(Title image: BBC Wales)
Education & Young People Committee
Teachers’ Professional Learning & Education (pdf)
Published: 21st December 2017
Chair’s Statement, Lynne Neagle AM (Lab, Torfaen):
“Recruitment of new teachers and retaining them in the profession is of critical importance to ensuring we meet our ambition to create a well skilled and educated nation. The number of teachers looking to leave the profession is therefore of huge concern, especially when considered against current figures that show that intake targets for new teachers are being repeatedly missed.”
1. Ensure teachers are ready for the new curriculum
Following the Furlong Report in 2015, the Welsh Government have gradually introduced changes to teacher training (aka. Initial Teacher Education/ITE) by introducing new core standards in areas like leadership, innovation and pedagogy. The biggest change on the horizon is the phasing-in of the new National Curriculum.
A Committee survey revealed a critical lack of awareness with less than half of teachers saying they were fully aware of the proposed changes, 61% also believe that existing teacher training failed to provide school staff with the skills needed to do their jobs.
The Committee concluded that teachers and other professionals are unprepared for the changes – due to roll-out from September 2021 – but also believe there’s enough time to prepare the workforce as long as the Welsh Government act now.
2. Schools should learn from each other
There were concerns from witnesses that unless there were a standardised format and syllabus for teacher training, Welsh Government objectives may be difficult to achieve.
NUT Cymru said that one of the most powerful training tools for teachers is to simply watch and learn from each other (peer observation). The Committee also recommended a review of the use of INSET days.
3. Reduce teacher workloads and monitor why teachers leave the profession
The teacher survey highlighted that 78% of teachers say the workload was the biggest restriction to taking up extra training, closely followed by the cost of supply teachers (62%) and a lack of awareness of training opportunities (41%).
The Education Secretary has announced a School Business Managers pilot with the aim of removing administrative bureaucracy and paperwork from teachers’ and headteachers’ in-boxes.
Despite this, one survey said as many as 33.6% of teachers in Wales were considering leaving the profession in the next three years, with the workload and “numerous systems of accountability” blamed for causing stress.

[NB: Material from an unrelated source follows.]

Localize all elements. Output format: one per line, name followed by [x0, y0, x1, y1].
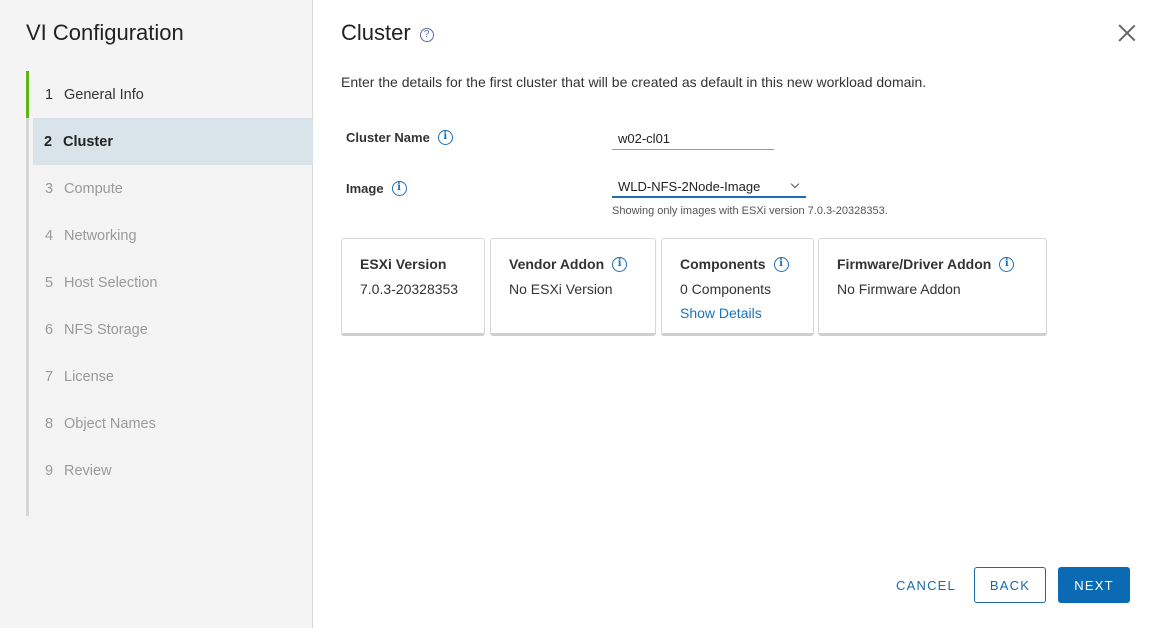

4. Review teacher recruitment, particularly in areas of shortages
Since 2005-06, the number of secondary school teacher trainees has fallen by 38%, while ITE centres have failed to meet their intake targets for the last three academic years; the situation was described by NUT Cymru as a “concealed crisis”.
Some subjects are experiencing teacher shortages, with science, maths and Welsh, while rural areas in general experience greater shortages than urban areas. The Committee also believes there’s a shortage of ethnic minority teachers.
There were mixed views on the use of financial incentives such as bursaries and golden handshakes to recruit teachers, with a belief that improving the general working conditions of the profession was more important than attracting specialist candidates.
5. Beef up the Education Workforce Council
While there was broad support for the development of new professional standards – developed by Wolverhampton University’s Prof. Mick Waters – teaching unions have decried them as too complicated and difficult to implement in the required timescales. The new standards are due to become mandatory by September 2018.
The Education Workforce Council – the regulator for people working in education in Wales – said it felt it didn’t “have the tools for its job” as they didn’t regulate professional standards themselves; equivalent bodies around the UK do have this responsibility.
The Education Secretary, Kirsty Williams (Lib Dem, Brecon & Radnor), believes the EWC needs to prove themselves before being handed extra responsibilities.